Exports & Imports Still Falling
By Dirk Van Dijk on June 11, 2009 | More Posts By Dirk Van Dijk | Author's Website
The sharp improvement we have seen over the last year in the trade deficit looks like it is coming to an end. As the chart below (from http://www.calculatedriskblog.com/) shows, a year ago we were consistently running trade deficits in excess of $60 billion a month. But since the start of the year, deficits below $30 billion have been the norm. In April, the deficit was $29.2 billion, up from $28.5 billion in March. A year ago the deficit was $62.2 billion.
However, a very large portion of the improvement that we have seen over the last year has been due to the falling price of oil. In April, the price of imported oil averaged $46.60 — today oil is trading over $70 a barrel (there is not an exact one-for-one correspondence between the price of imported oil and the quoted price of WTI or Brent, but it is close). This means that the oil portion of our import bill should expand significantly in May and June.
This is not a good omen for the second quarter GDP report. Keep in mind that net exports added almost two full percentage points to growth in the first quarter. In other words, had the trade deficit not improved, we would have seen the economy sink at a 7.7% annual rate in the first quarter rather than at a 5.7% rate.
Thus while the deterioration in April was minor, the absence of that positive will be a negative for GDP. With the trade deficit likely to slip back further in May and June due to oil, it may turn into a significant negative.
The improvement in the trade deficit over the last year has come the “wrong way.” It is due to a reduction of imports rather than from an expansion of exports. Both have been plunging, but over the last year, imports have declined by 30.7% while exports have “only” fallen 21.8%. The reduction in imports was largely, but not entirely, due to falling oil prices.
In April, we exported $121.1 billion, a 2.3% decline from March exports of $123.9 billion. We imported $150.3 billion a 1.4% decline from March imports of $152.5 billion. Put another way, in April we exported $0.806 for every $1.00 we imported, in March we exported $0.812 for every $1.00 we imported. However, in April of 2008 we exported just $0.713 for every dollar of imports.

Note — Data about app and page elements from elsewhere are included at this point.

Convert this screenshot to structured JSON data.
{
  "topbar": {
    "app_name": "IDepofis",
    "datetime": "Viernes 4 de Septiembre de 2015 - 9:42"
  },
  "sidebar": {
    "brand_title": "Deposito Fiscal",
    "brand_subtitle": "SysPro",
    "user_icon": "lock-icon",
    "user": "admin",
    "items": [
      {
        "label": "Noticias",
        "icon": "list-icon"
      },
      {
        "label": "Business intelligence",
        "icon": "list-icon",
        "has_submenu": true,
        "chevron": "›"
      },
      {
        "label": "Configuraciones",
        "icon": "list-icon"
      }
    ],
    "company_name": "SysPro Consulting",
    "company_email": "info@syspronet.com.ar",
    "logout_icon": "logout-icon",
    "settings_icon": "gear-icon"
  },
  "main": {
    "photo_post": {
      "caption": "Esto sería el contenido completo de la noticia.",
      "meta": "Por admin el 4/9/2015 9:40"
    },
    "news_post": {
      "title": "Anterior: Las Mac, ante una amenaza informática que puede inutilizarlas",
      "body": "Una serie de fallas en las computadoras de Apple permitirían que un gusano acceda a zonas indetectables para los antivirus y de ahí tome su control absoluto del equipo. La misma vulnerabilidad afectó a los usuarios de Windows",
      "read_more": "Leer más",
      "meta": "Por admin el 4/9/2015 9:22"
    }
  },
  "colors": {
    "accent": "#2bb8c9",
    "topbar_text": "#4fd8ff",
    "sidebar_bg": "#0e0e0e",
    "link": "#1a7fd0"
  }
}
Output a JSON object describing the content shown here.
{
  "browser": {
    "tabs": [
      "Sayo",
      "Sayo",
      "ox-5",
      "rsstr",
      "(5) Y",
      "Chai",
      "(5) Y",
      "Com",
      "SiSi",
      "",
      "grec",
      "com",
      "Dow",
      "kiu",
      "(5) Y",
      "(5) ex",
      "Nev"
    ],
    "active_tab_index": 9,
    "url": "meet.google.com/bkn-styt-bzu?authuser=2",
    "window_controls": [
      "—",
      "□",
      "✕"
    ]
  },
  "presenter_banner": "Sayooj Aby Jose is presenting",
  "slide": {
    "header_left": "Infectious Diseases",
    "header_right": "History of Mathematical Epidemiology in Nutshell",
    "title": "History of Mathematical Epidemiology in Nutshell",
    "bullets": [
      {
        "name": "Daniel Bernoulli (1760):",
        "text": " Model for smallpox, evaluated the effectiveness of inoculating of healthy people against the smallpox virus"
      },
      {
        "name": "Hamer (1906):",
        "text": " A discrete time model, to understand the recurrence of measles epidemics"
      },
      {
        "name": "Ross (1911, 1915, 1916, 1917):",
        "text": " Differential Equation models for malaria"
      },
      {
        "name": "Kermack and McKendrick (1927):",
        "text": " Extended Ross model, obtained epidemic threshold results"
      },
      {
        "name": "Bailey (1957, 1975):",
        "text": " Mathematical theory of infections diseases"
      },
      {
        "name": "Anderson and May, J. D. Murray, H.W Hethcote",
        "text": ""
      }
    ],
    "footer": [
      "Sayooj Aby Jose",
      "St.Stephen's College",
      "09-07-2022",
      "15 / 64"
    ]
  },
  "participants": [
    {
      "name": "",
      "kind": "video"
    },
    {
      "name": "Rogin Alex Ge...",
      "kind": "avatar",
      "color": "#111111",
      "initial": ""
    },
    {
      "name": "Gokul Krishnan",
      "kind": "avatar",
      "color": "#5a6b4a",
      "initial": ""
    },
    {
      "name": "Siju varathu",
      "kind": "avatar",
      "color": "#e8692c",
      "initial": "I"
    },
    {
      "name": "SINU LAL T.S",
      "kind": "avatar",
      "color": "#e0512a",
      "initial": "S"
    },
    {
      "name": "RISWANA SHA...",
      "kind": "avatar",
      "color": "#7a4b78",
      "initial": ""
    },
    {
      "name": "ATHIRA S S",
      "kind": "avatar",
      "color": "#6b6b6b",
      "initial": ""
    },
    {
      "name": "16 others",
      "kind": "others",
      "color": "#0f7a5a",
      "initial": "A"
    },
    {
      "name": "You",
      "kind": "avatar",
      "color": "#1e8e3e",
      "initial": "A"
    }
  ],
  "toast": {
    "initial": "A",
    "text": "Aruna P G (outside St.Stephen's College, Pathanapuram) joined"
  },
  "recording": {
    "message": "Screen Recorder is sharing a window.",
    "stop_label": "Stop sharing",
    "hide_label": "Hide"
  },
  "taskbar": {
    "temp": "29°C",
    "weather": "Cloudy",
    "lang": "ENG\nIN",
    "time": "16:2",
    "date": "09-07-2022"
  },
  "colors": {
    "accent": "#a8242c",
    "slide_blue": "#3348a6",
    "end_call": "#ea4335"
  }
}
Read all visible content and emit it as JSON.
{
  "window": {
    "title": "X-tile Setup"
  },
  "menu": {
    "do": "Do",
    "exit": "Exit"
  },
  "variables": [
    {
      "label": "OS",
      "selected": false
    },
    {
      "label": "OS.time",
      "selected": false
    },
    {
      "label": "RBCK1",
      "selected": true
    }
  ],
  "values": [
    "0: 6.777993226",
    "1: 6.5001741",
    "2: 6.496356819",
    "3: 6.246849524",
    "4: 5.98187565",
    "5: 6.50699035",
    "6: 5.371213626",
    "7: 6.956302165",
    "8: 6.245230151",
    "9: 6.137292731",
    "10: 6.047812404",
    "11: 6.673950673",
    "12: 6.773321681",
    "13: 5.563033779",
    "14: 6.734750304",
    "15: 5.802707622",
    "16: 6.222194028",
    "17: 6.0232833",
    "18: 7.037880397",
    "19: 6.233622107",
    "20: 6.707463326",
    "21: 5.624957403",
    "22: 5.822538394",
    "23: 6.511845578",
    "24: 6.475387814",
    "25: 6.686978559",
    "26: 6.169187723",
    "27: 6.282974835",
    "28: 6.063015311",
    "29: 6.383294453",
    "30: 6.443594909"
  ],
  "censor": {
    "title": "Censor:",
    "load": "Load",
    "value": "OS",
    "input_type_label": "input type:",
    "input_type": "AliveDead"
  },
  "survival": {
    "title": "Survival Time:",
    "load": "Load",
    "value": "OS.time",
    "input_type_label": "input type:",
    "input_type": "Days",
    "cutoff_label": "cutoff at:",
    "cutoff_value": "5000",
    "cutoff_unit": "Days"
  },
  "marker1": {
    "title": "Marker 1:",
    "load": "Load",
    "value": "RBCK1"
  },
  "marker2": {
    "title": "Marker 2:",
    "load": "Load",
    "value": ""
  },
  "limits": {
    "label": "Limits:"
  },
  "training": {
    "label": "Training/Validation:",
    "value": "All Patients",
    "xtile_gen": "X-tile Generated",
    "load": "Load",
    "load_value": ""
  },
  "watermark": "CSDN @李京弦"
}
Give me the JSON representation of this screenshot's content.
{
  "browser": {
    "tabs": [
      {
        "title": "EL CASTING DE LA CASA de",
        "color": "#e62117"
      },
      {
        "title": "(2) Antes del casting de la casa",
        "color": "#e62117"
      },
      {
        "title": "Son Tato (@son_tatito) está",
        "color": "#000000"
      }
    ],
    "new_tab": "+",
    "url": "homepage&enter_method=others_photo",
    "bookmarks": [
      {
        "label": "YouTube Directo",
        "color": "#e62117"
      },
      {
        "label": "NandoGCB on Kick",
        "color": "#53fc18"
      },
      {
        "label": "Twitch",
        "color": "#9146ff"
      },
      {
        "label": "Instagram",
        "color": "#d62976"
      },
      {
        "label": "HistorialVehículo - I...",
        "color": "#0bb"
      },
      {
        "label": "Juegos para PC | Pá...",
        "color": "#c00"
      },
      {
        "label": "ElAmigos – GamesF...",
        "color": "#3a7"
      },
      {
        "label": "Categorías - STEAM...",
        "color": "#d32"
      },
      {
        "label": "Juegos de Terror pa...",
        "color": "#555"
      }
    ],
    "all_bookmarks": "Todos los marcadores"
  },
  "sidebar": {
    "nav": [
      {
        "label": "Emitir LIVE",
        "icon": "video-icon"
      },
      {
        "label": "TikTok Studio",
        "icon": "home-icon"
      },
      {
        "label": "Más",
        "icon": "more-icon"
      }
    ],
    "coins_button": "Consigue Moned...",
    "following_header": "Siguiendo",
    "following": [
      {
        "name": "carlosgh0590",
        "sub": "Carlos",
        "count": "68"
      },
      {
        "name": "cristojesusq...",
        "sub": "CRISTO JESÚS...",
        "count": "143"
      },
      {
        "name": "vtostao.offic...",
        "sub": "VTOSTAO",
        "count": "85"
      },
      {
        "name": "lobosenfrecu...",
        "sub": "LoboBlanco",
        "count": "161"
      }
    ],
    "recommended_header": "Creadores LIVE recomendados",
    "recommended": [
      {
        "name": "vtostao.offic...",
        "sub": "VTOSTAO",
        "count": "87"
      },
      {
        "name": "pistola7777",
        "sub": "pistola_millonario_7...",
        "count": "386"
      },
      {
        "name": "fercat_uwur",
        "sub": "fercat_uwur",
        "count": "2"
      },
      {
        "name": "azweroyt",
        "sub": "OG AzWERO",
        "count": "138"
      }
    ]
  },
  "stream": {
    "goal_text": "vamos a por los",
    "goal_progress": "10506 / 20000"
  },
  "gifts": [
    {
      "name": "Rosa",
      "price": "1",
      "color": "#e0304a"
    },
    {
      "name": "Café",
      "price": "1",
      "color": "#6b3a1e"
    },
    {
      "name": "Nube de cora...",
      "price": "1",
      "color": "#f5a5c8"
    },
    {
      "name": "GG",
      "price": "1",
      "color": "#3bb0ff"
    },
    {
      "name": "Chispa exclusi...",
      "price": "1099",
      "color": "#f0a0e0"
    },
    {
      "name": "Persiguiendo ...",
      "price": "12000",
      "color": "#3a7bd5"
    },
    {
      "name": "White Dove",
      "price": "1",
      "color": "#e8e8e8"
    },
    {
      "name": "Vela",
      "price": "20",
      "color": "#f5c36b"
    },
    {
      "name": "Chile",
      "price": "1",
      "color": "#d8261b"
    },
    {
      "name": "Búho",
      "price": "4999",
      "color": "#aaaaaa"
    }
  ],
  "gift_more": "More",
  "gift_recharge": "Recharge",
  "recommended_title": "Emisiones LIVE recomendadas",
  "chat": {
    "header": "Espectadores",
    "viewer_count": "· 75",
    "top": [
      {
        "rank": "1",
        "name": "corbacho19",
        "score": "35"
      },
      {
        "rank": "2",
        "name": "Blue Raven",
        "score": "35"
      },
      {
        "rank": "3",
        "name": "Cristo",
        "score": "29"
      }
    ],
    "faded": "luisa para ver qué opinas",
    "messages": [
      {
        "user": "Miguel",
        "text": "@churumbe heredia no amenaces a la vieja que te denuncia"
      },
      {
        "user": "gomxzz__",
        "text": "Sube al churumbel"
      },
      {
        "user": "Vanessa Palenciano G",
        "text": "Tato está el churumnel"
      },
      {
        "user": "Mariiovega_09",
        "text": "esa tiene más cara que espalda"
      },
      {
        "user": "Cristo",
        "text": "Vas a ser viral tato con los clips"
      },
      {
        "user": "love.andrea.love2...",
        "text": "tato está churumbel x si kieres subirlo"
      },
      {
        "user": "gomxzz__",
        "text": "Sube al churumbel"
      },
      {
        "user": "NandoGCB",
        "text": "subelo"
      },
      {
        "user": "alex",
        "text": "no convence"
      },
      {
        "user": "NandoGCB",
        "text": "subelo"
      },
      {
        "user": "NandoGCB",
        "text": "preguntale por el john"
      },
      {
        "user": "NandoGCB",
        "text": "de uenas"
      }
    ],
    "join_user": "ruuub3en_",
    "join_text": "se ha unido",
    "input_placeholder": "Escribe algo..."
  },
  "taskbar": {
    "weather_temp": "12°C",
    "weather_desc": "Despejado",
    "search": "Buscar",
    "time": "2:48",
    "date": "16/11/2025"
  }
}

One non-oil area that also deteriorated in April was the trade deficit with China, which expanded to $16.8 billion from $15.6 billion in March.
While the very strong rebound in oil prices (more than doubled from their lows) is good news for E&P companies like EOG Resources (EOG) and XTO Energy (XTO), it is probably even better news for the deepwater drillers like Transocean (RIG) and Diamond Offshore (DO). It is not good news for the rest of the economy, and by extension the rest of the market.
The current price level of oil is not yet fatal to hopes that the economy might recover, but it sure does not help matters. It is one more factor that suggests that if we get an end to the recession in the second half of the year that it will be extremely anemic, with unemployment continuing to rise well into 2010, and most likely clearing the 10% level before this year is over.